The Manneken Pis—sculptor Jerome Duquesnoy’s small bronze statue of a little boy urinating into a Brussels fountain—is one of Belgium’s most beloved landmarks. Built in 1619, the boy is hailed as the capital’s oldest resident and remains a favorite of both locals and tourists, with a host of myths and legends to his name.
No Brussels sightseeing tour is complete without a photo of this cheeky little statue, and most Brussels tours make a stop at the Manneken Pis. While a Brussels city tour is the easiest way to visit, travelers can also take a hop-on hop-off tour to the Grand Place and walk a few blocks to see the statue. Themed tours such as food tasting excursions and Belgian beer walking tours often make a quick detour to snap a selfie with the city mascot as well.
Things to Know Before You Go
Keep an eye out, as the status is only 18 inches (45 centimeters) tall and can be easy to miss.
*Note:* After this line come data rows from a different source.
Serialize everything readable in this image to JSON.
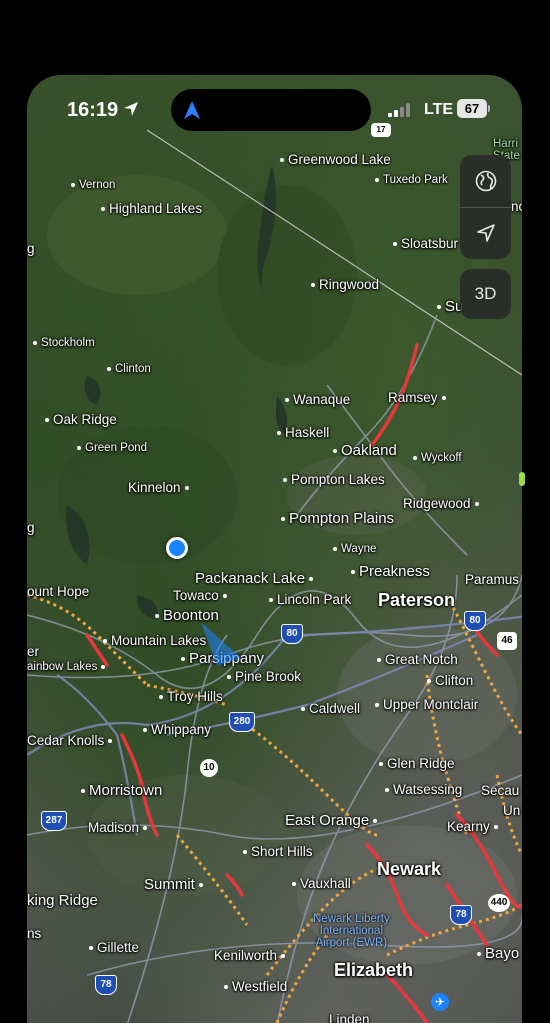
{
  "status_bar": {
    "time": "16:19",
    "network": "LTE",
    "battery": "67"
  },
  "controls": {
    "globe_icon": "globe-icon",
    "locate_icon": "location-arrow-icon",
    "three_d_label": "3D"
  },
  "places": [
    {
      "id": "greenwood-lake",
      "name": "Greenwood Lake",
      "size": "s2",
      "dot": "before"
    },
    {
      "id": "harriman",
      "name": "Harri",
      "size": "s1",
      "dot": "none"
    },
    {
      "id": "harriman-state",
      "name": "State",
      "size": "s1",
      "dot": "none"
    },
    {
      "id": "vernon",
      "name": "Vernon",
      "size": "s1",
      "dot": "before"
    },
    {
      "id": "tuxedo-park",
      "name": "Tuxedo Park",
      "size": "s1",
      "dot": "before"
    },
    {
      "id": "highland-lakes",
      "name": "Highland Lakes",
      "size": "s2",
      "dot": "before"
    },
    {
      "id": "sloatsburg",
      "name": "Sloatsbur",
      "size": "s2",
      "dot": "before"
    },
    {
      "id": "ringwood",
      "name": "Ringwood",
      "size": "s2",
      "dot": "before"
    },
    {
      "id": "suffern",
      "name": "Su",
      "size": "s3",
      "dot": "before"
    },
    {
      "id": "stockholm",
      "name": "Stockholm",
      "size": "s1",
      "dot": "before"
    },
    {
      "id": "clinton",
      "name": "Clinton",
      "size": "s1",
      "dot": "before"
    },
    {
      "id": "wanaque",
      "name": "Wanaque",
      "size": "s2",
      "dot": "before"
    },
    {
      "id": "ramsey",
      "name": "Ramsey",
      "size": "s2",
      "dot": "after"
    },
    {
      "id": "oak-ridge",
      "name": "Oak Ridge",
      "size": "s2",
      "dot": "before"
    },
    {
      "id": "haskell",
      "name": "Haskell",
      "size": "s2",
      "dot": "before"
    },
    {
      "id": "green-pond",
      "name": "Green Pond",
      "size": "s1",
      "dot": "before"
    },
    {
      "id": "oakland",
      "name": "Oakland",
      "size": "s3",
      "dot": "before"
    },
    {
      "id": "wyckoff",
      "name": "Wyckoff",
      "size": "s1",
      "dot": "before"
    },
    {
      "id": "pompton-lakes",
      "name": "Pompton Lakes",
      "size": "s2",
      "dot": "before"
    },
    {
      "id": "kinnelon",
      "name": "Kinnelon",
      "size": "s2",
      "dot": "after"
    },
    {
      "id": "ridgewood",
      "name": "Ridgewood",
      "size": "s2",
      "dot": "after"
    },
    {
      "id": "pompton-plains",
      "name": "Pompton Plains",
      "size": "s3",
      "dot": "before"
    },
    {
      "id": "wayne",
      "name": "Wayne",
      "size": "s1",
      "dot": "before"
    },
    {
      "id": "preakness",
      "name": "Preakness",
      "size": "s3",
      "dot": "before"
    },
    {
      "id": "packanack-lake",
      "name": "Packanack Lake",
      "size": "s3",
      "dot": "after"
    },
    {
      "id": "paramus",
      "name": "Paramus",
      "size": "s2",
      "dot": "none"
    },
    {
      "id": "mount-hope",
      "name": "ount Hope",
      "size": "s2",
      "dot": "none"
    },
    {
      "id": "towaco",
      "name": "Towaco",
      "size": "s2",
      "dot": "after"
    },
    {
      "id": "lincoln-park",
      "name": "Lincoln Park",
      "size": "s2",
      "dot": "before"
    },
    {
      "id": "paterson",
      "name": "Paterson",
      "size": "s4",
      "dot": "none"
    },
    {
      "id": "boonton",
      "name": "Boonton",
      "size": "s3",
      "dot": "before"
    },
    {
      "id": "mountain-lakes",
      "name": "Mountain Lakes",
      "size": "s2",
      "dot": "before"
    },
    {
      "id": "parsippany",
      "name": "Parsippany",
      "size": "s3",
      "dot": "before"
    },
    {
      "id": "great-notch",
      "name": "Great Notch",
      "size": "s2",
      "dot": "before"
    },
    {
      "id": "rainbow-lakes",
      "name": "ainbow Lakes",
      "size": "s1",
      "dot": "after"
    },
    {
      "id": "pine-brook",
      "name": "Pine Brook",
      "size": "s2",
      "dot": "before"
    },
    {
      "id": "clifton",
      "name": "Clifton",
      "size": "s2",
      "dot": "before"
    },
    {
      "id": "troy-hills",
      "name": "Troy Hills",
      "size": "s2",
      "dot": "before"
    },
    {
      "id": "caldwell",
      "name": "Caldwell",
      "size": "s2",
      "dot": "before"
    },
    {
      "id": "upper-montclair",
      "name": "Upper Montclair",
      "size": "s2",
      "dot": "before"
    },
    {
      "id": "whippany",
      "name": "Whippany",
      "size": "s2",
      "dot": "before"
    },
    {
      "id": "cedar-knolls",
      "name": "Cedar Knolls",
      "size": "s2",
      "dot": "after"
    },
    {
      "id": "glen-ridge",
      "name": "Glen Ridge",
      "size": "s2",
      "dot": "before"
    },
    {
      "id": "morristown",
      "name": "Morristown",
      "size": "s3",
      "dot": "before"
    },
    {
      "id": "watsessing",
      "name": "Watsessing",
      "size": "s2",
      "dot": "before"
    },
    {
      "id": "secaucus",
      "name": "Secau",
      "size": "s2",
      "dot": "none"
    },
    {
      "id": "union-city",
      "name": "Un",
      "size": "s2",
      "dot": "none"
    },
    {
      "id": "madison",
      "name": "Madison",
      "size": "s2",
      "dot": "after"
    },
    {
      "id": "east-orange",
      "name": "East Orange",
      "size": "s3",
      "dot": "after"
    },
    {
      "id": "kearny",
      "name": "Kearny",
      "size": "s2",
      "dot": "after"
    },
    {
      "id": "short-hills",
      "name": "Short Hills",
      "size": "s2",
      "dot": "before"
    },
    {
      "id": "summit",
      "name": "Summit",
      "size": "s3",
      "dot": "after"
    },
    {
      "id": "vauxhall",
      "name": "Vauxhall",
      "size": "s2",
      "dot": "before"
    },
    {
      "id": "newark",
      "name": "Newark",
      "size": "s4",
      "dot": "none"
    },
    {
      "id": "basking-ridge",
      "name": "king Ridge",
      "size": "s3",
      "dot": "none"
    },
    {
      "id": "berkeley-heights",
      "name": "ns",
      "size": "s2",
      "dot": "none"
    },
    {
      "id": "gillette",
      "name": "Gillette",
      "size": "s2",
      "dot": "before"
    },
    {
      "id": "kenilworth",
      "name": "Kenilworth",
      "size": "s2",
      "dot": "after"
    },
    {
      "id": "bayonne",
      "name": "Bayo",
      "size": "s3",
      "dot": "before"
    },
    {
      "id": "elizabeth",
      "name": "Elizabeth",
      "size": "s4",
      "dot": "none"
    },
    {
      "id": "westfield",
      "name": "Westfield",
      "size": "s2",
      "dot": "before"
    },
    {
      "id": "linden",
      "name": "Linden",
      "size": "s2",
      "dot": "none"
    },
    {
      "id": "dover",
      "name": "er",
      "size": "s2",
      "dot": "none"
    },
    {
      "id": "g-edge",
      "name": "g",
      "size": "s2",
      "dot": "none"
    },
    {
      "id": "g-edge2",
      "name": "g",
      "size": "s2",
      "dot": "none"
    },
    {
      "id": "suffern-edge",
      "name": "no",
      "size": "s2",
      "dot": "none"
    }
  ],
  "airport": {
    "line1": "Newark Liberty",
    "line2": "International",
    "line3": "Airport (EWR)"
  },
  "shields": [
    {
      "id": "i80-a",
      "label": "80",
      "kind": "interstate"
    },
    {
      "id": "i80-b",
      "label": "80",
      "kind": "interstate"
    },
    {
      "id": "i280",
      "label": "280",
      "kind": "interstate"
    },
    {
      "id": "i287",
      "label": "287",
      "kind": "interstate"
    },
    {
      "id": "i78-a",
      "label": "78",
      "kind": "interstate"
    },
    {
      "id": "i78-b",
      "label": "78",
      "kind": "interstate"
    },
    {
      "id": "rt10",
      "label": "10",
      "kind": "state"
    },
    {
      "id": "rt440",
      "label": "440",
      "kind": "state"
    },
    {
      "id": "us46",
      "label": "46",
      "kind": "us"
    },
    {
      "id": "rt17",
      "label": "17",
      "kind": "us"
    }
  ]
}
The statue is protected behind a fence, so it’s only possible to admire it and take photos from a distance.
How to Get There
The Mannekin Pis is tucked away at the corner of rue de l'Étuve and rue du Chêne, in the Ilôt Sacré area. From the Grand Place, take the street to the left of Town Hall and walk for three blocks—the statue will be on your left.
When to Get There
Crowds can form around the Mannekin Pis in the busy summer months, making it tricky to get a good photo. Visit early in the morning or late at night to avoid the crowds.
The Varied Wardrobe of the Manneken Pis
So adored is the Manneken Pis that it’s become a long-standing local tradition to dress up the little boy in a variety of costumes. It’s estimated that the statue has worn more than 800 different costumes over the years, and he often dons the national dress of visiting dignitaries. You might otherwise see him dressed in football colors, as a plumber, or even as Elvis, while his most glamorous outfit was a gold-embroidered suit gifted by Louis XV of France. His costume is changed around 30 times a year, and these occasions are marked with brass-band music and an unveiling of the newly adorned statue. On special occasions, the Manneken Pis even produces beer instead of water to celebrate with the people of Brussels.